Recently I finished leading a class of 5 students in a class called, “NT Use of the OT.” We read the works of Darrell Bock, Walter Kaiser, Peter Enns, Greg K. Beale, Robert Thomas, John Walton, Rynold Dean, Douglas Moo, and Charles Dyer.  Over a period of 14 days we met to discuss the writings of these men. We learned a lot from these men and appreciate their hard work on this issue. Below are some conclusions that our class agreed upon:

1.       Since the NT quotes the OT around 300 times, pastors and Christians must do serious thinking on this issue. How the NT writers use the OT is a topic that cannot be ignored and must be addressed in a serious manner. How can a pastor teach his people the Word of God if he has not thought through this issue?

2.        Scholars, including Evangelical scholars, have offered varied and often confusing answers to the topic. There is a great need for accurate and clear explanations of this issue. At times, scholars are using the same terms with different meanings (i.e. sensus plenior, meaning, application, etc.). This leads to confusion

3.       It is concerning how many Evangelical scholars are willing to concede that the NT writers often used the OT non-contextually. We appreciated Greg Beale’s assertion that the vast majority of NT uses of the OT are clearly contextual and that good answers have been offered for the few cases where non-contextual uses are allegedly taking place.

4.        It is often assumed that the NT uses the OT non-contextually but this is not proven very well.  Many of the examples given are weak or non-conclusive. Time and time again we found scholars offering examples of alleged non-contextual uses but upon review we found the NT writers to be using the OT contextually.

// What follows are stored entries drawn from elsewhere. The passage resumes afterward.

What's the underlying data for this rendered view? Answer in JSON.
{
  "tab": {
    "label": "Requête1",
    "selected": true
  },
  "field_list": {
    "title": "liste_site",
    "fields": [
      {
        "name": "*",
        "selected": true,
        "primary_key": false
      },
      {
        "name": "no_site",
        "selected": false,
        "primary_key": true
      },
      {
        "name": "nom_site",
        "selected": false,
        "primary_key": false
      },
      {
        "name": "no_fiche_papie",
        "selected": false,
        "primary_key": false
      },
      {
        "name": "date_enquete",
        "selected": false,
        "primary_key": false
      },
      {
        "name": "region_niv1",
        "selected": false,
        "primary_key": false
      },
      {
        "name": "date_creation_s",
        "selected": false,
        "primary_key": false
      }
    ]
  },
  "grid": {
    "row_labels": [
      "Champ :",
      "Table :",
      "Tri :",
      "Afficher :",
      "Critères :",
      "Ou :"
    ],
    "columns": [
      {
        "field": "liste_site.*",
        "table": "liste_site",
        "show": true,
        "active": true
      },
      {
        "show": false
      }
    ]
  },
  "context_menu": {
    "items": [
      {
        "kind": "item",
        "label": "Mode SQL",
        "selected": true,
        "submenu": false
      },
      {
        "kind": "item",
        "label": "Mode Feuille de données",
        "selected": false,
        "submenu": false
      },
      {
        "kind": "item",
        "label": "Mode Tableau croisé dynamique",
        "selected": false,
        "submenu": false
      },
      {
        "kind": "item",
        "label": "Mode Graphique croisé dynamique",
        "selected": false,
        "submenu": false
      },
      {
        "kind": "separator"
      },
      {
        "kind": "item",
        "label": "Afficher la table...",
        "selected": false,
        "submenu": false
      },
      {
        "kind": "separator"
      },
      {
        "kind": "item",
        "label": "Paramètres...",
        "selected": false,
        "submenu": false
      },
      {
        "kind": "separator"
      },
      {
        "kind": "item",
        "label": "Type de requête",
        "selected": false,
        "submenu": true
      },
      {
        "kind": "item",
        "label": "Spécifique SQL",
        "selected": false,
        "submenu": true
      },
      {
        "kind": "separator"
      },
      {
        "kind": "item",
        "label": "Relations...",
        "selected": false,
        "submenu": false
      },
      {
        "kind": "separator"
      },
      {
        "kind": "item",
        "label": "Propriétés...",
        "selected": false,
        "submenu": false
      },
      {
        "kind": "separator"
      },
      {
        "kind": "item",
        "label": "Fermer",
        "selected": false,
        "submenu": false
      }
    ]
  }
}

5.       Understanding the concept of antecedent theology is crucial for understanding the NT use of the OT issue. Later writers of Scripture often wrote in light of theological truths found in earlier portions of Scripture (Abrahamic and Davidic covenants, seed concept, etc.).  Later writers of Scripture are not writing in a vacuum but are often building upon and relying upon earlier parts of Scripture. We concluded that lack of understanding of antecedent theology is probably the main reason why so many scholars think the NT writers are using the OT non-contextually.

6.       Scholars often give up too early on a contextual link with the OT passages.

7.       Assumptions and presuppositions greatly affect how one views NT uses of the OT.

8.       We appreciated most of the writers we read and their commitment to a high view of Scripture. But we found ourselves in strong agreement with Walter Kaiser’s approach that the NT writers quote the OT contextually and do not resort to sensus plenior. We also affirmed his understanding of antecedent theology which we believe is the key concept for understanding how the NT writers use the OT. 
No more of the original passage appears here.